I'll start by saying every step of the four miles it takes to get to the dam at Fossil Springs is worth it. I'll also warn you that the hike (more so the hike out) is a strenuous one—especially if you're not used to hiking. Fortunately, the fearless members of Women on Adventures are always up for a challenge.
The Fossil Springs trailhead is located about two hours north of Phoenix, near the quaint and charming town of Strawberry, Arizona. Driving through Strawberry we passed little markets, a block long strawberry festival, and restaurants like Mama Joe's Italian Grill. The town even had a studly old sheriff who wore a cowboy hat and drove a pickup truck.
Once we made it through town we had about a mile of bouncing on a washboard road before we arrived at the ranger station. After they checked our permits, we lathered ourselves in sunscreen and doused our clothes with the bug spray one of the rangers—who warned us about No-See-Ums—was kind enough to lend us. There is no water at the trail head, so make sure you bring plenty. The rangers recommended at least 1.5 liters but I drank almost three liters by the time we got to the spring.
The trail to Fossil Springs reminded me a bit of the Grand Canyon—with its magnificent views into the canyon and rocky terrain that vacillated between red and white. Expect there were more trees along the trail at Fossil Springs, which provided a nice shade from the morning sun once we got farther into the canyon (and closer to the spring).
Our excitement began to grow when we reached a pool of dirty tadpole infested water—we knew the spring couldn't be too far off. A relief for me because it was around this time that I began to feel the beginning of blisters. I eagerly wore my new water shoes that, while they definitely came in handy at the dam, didn't provide as much protection against dust and pebbles as my hiking boots would have.

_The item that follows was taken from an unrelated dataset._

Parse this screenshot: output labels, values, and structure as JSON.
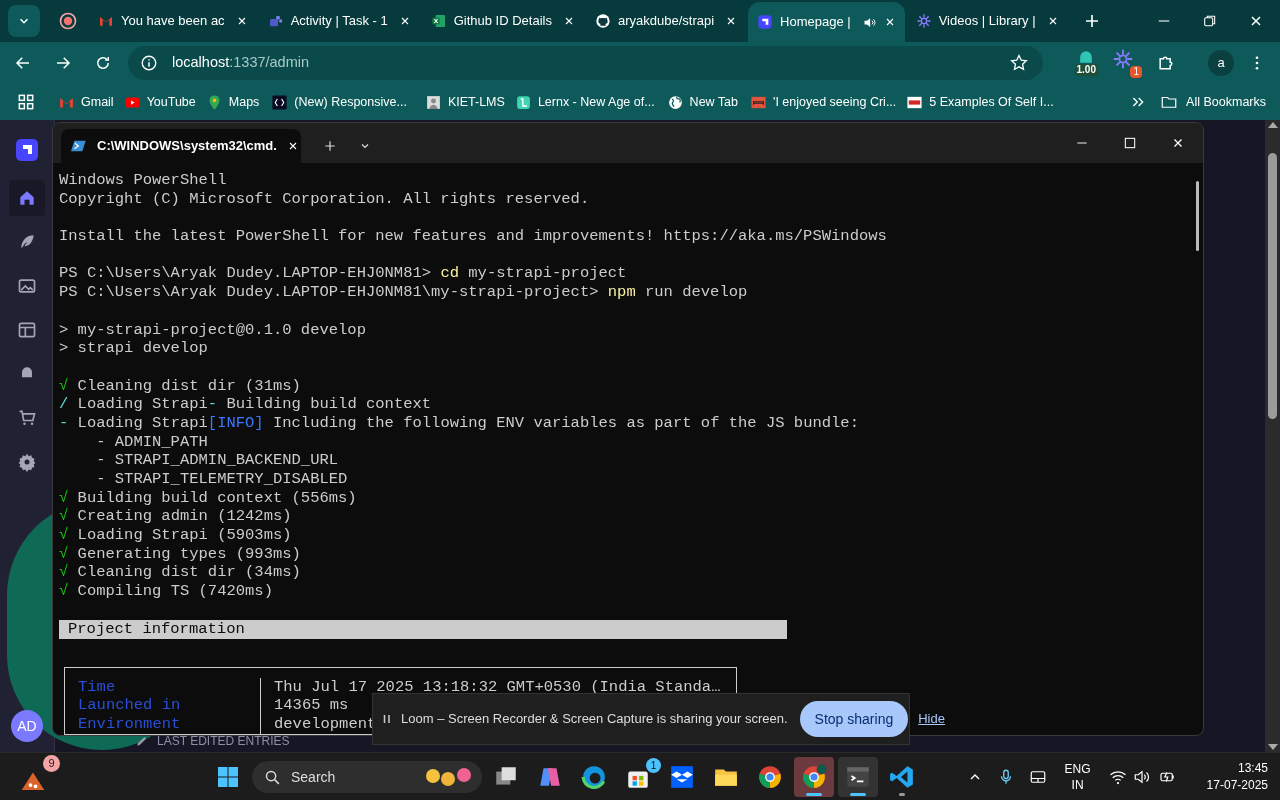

Considering we reached the spring around midday, there was a surprisingly small number of people on the trail; we only ran into one couple at the spring. Since the rangers said the spring water was safe enough to drink, the first thing a few of us did upon arrival was dip our hands into the water and take a sip. It was the most refreshing water I've ever tasted. Cool and crisp—exactly how you would imagine fresh spring water tasting.
Once everyone filled up, we decided to take a little misadventure across the creek and back in an attempt to get to the dam and the so-called Toilet Bowl, which were another mile or so from the spring.
Because it was tucked away between two cliffs, I could hear the powerful rushing of the dam before I saw it. We all stepped to the edge of the cliff to get a better view of the falls and the unbelievably turquoise water beneath it. One of the women jumped from the cliff as soon as she arrived.
We then made our way down to the pool to drop our stuff and cool off in the water, which may have been the most beautiful I've ever seen. It rivaled the lakes of northern Michigan—in both clarity and color—that I grew up swimming in. Luckily, I brought my trusty waterproof phone pouch so I could capture how beautiful the water was.
After I cooled down and had a bite to eat, I decided to follow suit and jump from the cliff. What felt like 20 minutes of awkward attempts to get into a better position later, I put my fear behind me and took the plunge—hopeful that I jumped far enough out to clear the wall of rock protruding below me. I cleared the rock but I'm not sure I'll ever get used to the exhilaration of free falling thirty feet into a pool of water. It leaves me breathless every time—that could also be the sheer force of the impact forcing the air from my lungs.
As if that place didn't offer enough beauty, one of the women found a little cave (about 30 feet deep) behind the dam. I was blown away by the bright cerulean color of the water, which was illuminated by the daylight on the other side of the dam. It was surprisingly cozy in the cave; the hanging moss and water dripping from the stalactites created a calming escape from the excitement of the day.
We spent some more time exploring the pool and the surrounding area. A couple of the women crossed the dam to check out the Toilet Bowl—a bowl of swirling water with a natural "pipe" that flushes you out into the pool. But after seeing it and the drowning hazard sign above it, they decided it was too dangerous to attempt.
After we had all had our fill of swimming, we headed back to the spring to fill up on water. The hike out was significantly more difficult that the one in, as we were hiking out in the peak hours of the day and the temperature exceeded 100 degrees in the canyon. We all went at our own pace and stopped to rest in the few spots of tree shade when we could. We actually passed one family that later got heat stroke and had to get rescued by the sheriff.
But despite my fatigue, my blistered feet, and the dangerously high temperature, I was still impressed by awe-inspiring the views on the way out.